A new strategy for anchoring a functionalized graphene hydrogel in a carbon cloth network to support a lignosulfonate/polyaniline hydrogel as an integrated electrode for flexible high areal-capacitance supercapacitors

Abstract

Carbon cloth (CC) is widely used as a freestanding substrate for energy storage devices, due to its high conductivity, special porous network, and good mechanical flexibility. However, it is still challenging to fully utilize the space of CC to achieve a high mass loading of electroactive materials and ultimately fulfill high electrochemical performance. Herein, a new strategy is proposed to fill the gaps and voids in CC with a functionalized graphene hydrogel (FGH) through one-step hydrothermal treatment of oxidized CC submerged in a mixture of graphene oxide and p-phenylenediamine.

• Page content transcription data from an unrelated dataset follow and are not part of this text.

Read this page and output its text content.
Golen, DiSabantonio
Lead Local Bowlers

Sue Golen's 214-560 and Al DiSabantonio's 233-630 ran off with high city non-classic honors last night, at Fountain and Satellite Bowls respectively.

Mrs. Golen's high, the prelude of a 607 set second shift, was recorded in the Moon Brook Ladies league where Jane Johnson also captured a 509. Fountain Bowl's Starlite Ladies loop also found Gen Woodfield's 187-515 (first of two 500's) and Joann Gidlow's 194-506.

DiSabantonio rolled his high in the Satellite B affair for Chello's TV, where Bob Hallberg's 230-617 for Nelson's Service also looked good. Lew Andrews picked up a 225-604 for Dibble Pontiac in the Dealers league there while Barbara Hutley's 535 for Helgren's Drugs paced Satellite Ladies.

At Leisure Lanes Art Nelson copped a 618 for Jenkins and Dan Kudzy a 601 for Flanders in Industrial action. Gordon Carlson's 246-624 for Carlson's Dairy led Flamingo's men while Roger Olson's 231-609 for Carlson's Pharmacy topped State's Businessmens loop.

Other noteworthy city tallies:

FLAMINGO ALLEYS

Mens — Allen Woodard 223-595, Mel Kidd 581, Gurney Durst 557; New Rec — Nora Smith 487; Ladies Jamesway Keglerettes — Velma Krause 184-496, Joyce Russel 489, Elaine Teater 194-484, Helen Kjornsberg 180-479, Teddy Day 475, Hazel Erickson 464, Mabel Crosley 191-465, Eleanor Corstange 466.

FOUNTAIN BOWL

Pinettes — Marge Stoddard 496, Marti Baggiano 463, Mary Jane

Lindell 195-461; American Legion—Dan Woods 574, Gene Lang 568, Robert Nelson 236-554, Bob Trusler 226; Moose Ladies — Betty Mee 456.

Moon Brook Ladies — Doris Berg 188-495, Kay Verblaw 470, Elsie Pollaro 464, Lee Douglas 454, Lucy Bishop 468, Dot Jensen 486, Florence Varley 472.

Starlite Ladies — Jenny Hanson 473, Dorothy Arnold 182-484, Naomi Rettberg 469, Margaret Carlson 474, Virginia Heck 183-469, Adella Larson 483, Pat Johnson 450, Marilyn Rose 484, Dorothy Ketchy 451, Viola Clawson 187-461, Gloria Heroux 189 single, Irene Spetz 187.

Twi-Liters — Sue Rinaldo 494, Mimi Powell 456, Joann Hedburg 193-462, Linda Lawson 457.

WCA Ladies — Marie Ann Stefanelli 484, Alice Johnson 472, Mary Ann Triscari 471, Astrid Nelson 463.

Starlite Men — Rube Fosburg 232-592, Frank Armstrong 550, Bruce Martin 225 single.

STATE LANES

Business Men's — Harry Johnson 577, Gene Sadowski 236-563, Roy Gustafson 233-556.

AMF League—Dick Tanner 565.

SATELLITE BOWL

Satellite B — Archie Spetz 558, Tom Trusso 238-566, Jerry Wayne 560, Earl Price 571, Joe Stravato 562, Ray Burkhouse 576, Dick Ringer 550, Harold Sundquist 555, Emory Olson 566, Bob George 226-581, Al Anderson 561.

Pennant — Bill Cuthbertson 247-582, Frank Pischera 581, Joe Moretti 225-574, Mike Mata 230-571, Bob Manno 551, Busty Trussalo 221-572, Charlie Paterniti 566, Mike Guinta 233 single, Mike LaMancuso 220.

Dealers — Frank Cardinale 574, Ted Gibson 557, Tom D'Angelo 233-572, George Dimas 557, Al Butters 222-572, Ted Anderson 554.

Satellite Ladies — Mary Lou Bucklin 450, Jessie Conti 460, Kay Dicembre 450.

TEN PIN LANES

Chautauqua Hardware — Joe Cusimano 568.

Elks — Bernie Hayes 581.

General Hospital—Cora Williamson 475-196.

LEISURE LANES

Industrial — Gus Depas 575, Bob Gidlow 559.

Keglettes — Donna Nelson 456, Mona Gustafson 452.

The as-prepared FGH/functionalized CC is then adopted as a scaffold to load a lignosulfonate/polyaniline (Lig/PANI) hydrogel via in situ polymerization of aniline in the presence of lignosulfonate, and thereby an integrated textile (Lig/PANI/FGH/FCC) is obtained. The symmetric supercapacitor assembled with Lig/PANI/FGH/FCC electrodes and 1 M H₂SO₄ electrolyte shows a superior areal capacitance of 1223 mF cm⁻² and an energy density of 169.9 μW h cm⁻² at 2 mA cm⁻². Moreover, the assembled flexible all-solid-state supercapacitor presents competitive energy density (160.6 μW h cm⁻² at 1000 μW cm⁻²) and excellent flexibility. This design of anchoring a hierarchical porous conductive network in a macroscopic macropore framework paves a new avenue towards high mass loading and low interfacial resistance in macroporous material-based electrodes for high-performance energy storage devices.